Sécheresse, incendies : moins de chasse = moins de casse, M. le Ministre !

Après son appel “La faune a besoin d’eau, pas de fusils !” lancé le 12 août dernier, l’ASPAS enfonce le clou en cette rentrée en s’adressant solennellement à Christophe Béchu, ministre de la Transition écologique, pour lui demander de prendre des mesures fortes en faveur de la faune sauvage mise à très rude épreuve cet été par les incendies, les canicules et le manque d’eau et de nourriture. Réduisez la pression de chasse, laissez respirer la nature ! 

Monsieur le Ministre,

Depuis plusieurs mois déjà, la France fait face à une période de sécheresse historique. Selon Météo France, le mois de juillet 2022 est le mois de juillet le plus sec jamais enregistré et le 2e mois le plus sec depuis le début des mesures en 1958. Tous les départements de France sont sous surveillance, dont 77 en « état de crise ».

Or, les humains ne sont pas les seuls à souffrir du manque d’eau. Les animaux sauvages sont eux aussi particulièrement touchés, comme l’attestent – entre autres – de nombreux témoignages dans les centres de soins.

Vagues de chaleur, manque de nourriture, manque d’eau… La faune sauvage se retrouve très fragilisée. Outre la déshydratation, le manque d’eau conduit à un affaiblissement du système immunitaire qui rend les espèces plus vulnérables face aux risques de maladies infectieuses. Chez les mammifères, par exemple, le lait des femelles n’est pas assez nutritif du fait du manque de nourriture. Le risque de carence des petits est alors élevé et la reproduction des animaux s’en trouve ralentie. De plus, en période de canicule, les animaux dépensent beaucoup d’énergie pour réguler leur température corporelle. Par instinct de survie, de nombreux oisillons ont sauté de leur nid pour échapper à la chaleur, à leurs risques et périls. On constate un effet domino qui va de la microfaune du sol aux plus gros animaux.

Cette période critique a considérablement accru les feux de forêt, qui ont atteint un niveau record en 2022 avec plus de 62 000 hectares incendiés au 20 août, un bilan qui pourrait encore s’aggraver, l’été n’étant pas terminé. De nombreux animaux ont été blessés, tués ou retrouvés en détresse respiratoires.

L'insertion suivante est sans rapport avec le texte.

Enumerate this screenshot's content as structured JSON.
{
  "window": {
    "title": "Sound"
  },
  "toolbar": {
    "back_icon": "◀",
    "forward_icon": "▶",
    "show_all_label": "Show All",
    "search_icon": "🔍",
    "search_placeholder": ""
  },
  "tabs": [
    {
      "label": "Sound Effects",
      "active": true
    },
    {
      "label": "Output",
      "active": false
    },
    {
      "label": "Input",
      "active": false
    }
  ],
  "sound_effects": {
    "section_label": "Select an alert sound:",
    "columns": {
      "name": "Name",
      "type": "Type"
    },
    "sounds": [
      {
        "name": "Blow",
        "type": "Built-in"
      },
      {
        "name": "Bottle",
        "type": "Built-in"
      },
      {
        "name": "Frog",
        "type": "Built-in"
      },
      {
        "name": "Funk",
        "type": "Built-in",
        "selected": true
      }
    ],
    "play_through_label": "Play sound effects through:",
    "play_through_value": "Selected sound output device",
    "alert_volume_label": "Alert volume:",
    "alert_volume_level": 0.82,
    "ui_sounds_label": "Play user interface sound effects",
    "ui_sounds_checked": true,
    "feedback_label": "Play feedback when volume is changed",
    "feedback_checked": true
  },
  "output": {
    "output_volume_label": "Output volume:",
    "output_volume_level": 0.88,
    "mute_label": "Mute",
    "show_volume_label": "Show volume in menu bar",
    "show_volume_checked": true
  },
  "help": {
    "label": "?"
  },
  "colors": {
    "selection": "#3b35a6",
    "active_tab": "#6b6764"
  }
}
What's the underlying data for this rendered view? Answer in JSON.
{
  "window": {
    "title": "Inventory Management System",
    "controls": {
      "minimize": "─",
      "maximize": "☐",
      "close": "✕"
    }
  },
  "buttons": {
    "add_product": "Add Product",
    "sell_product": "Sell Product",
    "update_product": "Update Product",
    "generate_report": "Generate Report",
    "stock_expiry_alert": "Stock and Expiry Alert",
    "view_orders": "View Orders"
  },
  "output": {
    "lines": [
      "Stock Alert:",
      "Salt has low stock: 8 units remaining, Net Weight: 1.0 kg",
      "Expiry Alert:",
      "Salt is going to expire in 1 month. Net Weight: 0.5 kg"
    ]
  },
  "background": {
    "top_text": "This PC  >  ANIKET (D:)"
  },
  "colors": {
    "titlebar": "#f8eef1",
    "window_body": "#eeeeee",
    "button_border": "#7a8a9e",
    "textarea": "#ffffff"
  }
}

De nombreux écosystèmes ont été durablement anéantis par les flammes, et ils mettront des années à se régénérer.

La chasse ajouterait un stress insupportable à des animaux en état de grande vulnérabilité, trop affaiblis pour fuir.

Malheureusement, ces épisodes sont amenés à se répéter. Le premier volet du 6e rapport du Groupe d’experts intergouvernemental sur l’évolution du climat (GIEC), qui porte sur les constats scientifiques, prévoit l’augmentation de la fréquence et de l’intensité des épisodes de sécheresses dans le monde entier, y compris en France.

La biodiversité est aujourd’hui en crise, à un point tel que la communauté scientifique parle de sixième extinction de masse. D’ailleurs, dans le résumé de son rapport à l’intention des décideurs, la Plateforme intergouvernementale scientifique et politique sur la biodiversité et les services écosystémiques (IBPES) explique que l’exploitation directe, et en particulier la surexploitation des animaux (la chasse est expressément citée) est le 2e facteur direct ayant l’incidence relative la plus néfaste sur la nature depuis 1970 (p.12 §B1).

Face à ce constat, il est nécessaire d’agir. Dans ces circonstances, maintenir une pression de chasse de septembre à février, sans compter les nombreuses exceptions qui existent – tirs anticipés dès le 1er juin, période complémentaire de vénerie sous terre dès le 15 mai, chasse prolongée du sanglier jusqu’à fin mars – porte un grave préjudice à toute la faune sauvage. De plus, des herbivores comme les chevreuils sont d’indispensables débroussailleurs naturels, et doivent être maintenus en quantité maximale.

En vertu de l’article L.424-1 du code de l’environnement : « Sans qu’il soit ainsi dérogé au droit de destruction des bêtes fauves édicté à l’article L. 427-9, le ministre chargé de la chasse prend des arrêtés pour : prévenir la destruction ou favoriser le repeuplement des oiseaux ou de toutes espèces de gibier ; reporter la date de broyage de la jachère de tous terrains à usage agricole afin de prévenir la destruction ou de favoriser le repeuplement de toutes les espèces de gibier. »

Aussi, pour permettre aux animaux de résister dans les meilleures conditions possibles aux contraintes sévères qu’ils subissent, nous vous demandons de réduire les dates d’ouverture et de clôture de la chasse, a minima pour la saison 2022-2023, ou de prendre toute mesure propre à réduire la pression de chasse.

Nous vous remercions par avance de l’attention que vous porterez à ce courrier et vous prions d’agréer, Monsieur le Ministre, l’expression de notre haute considération.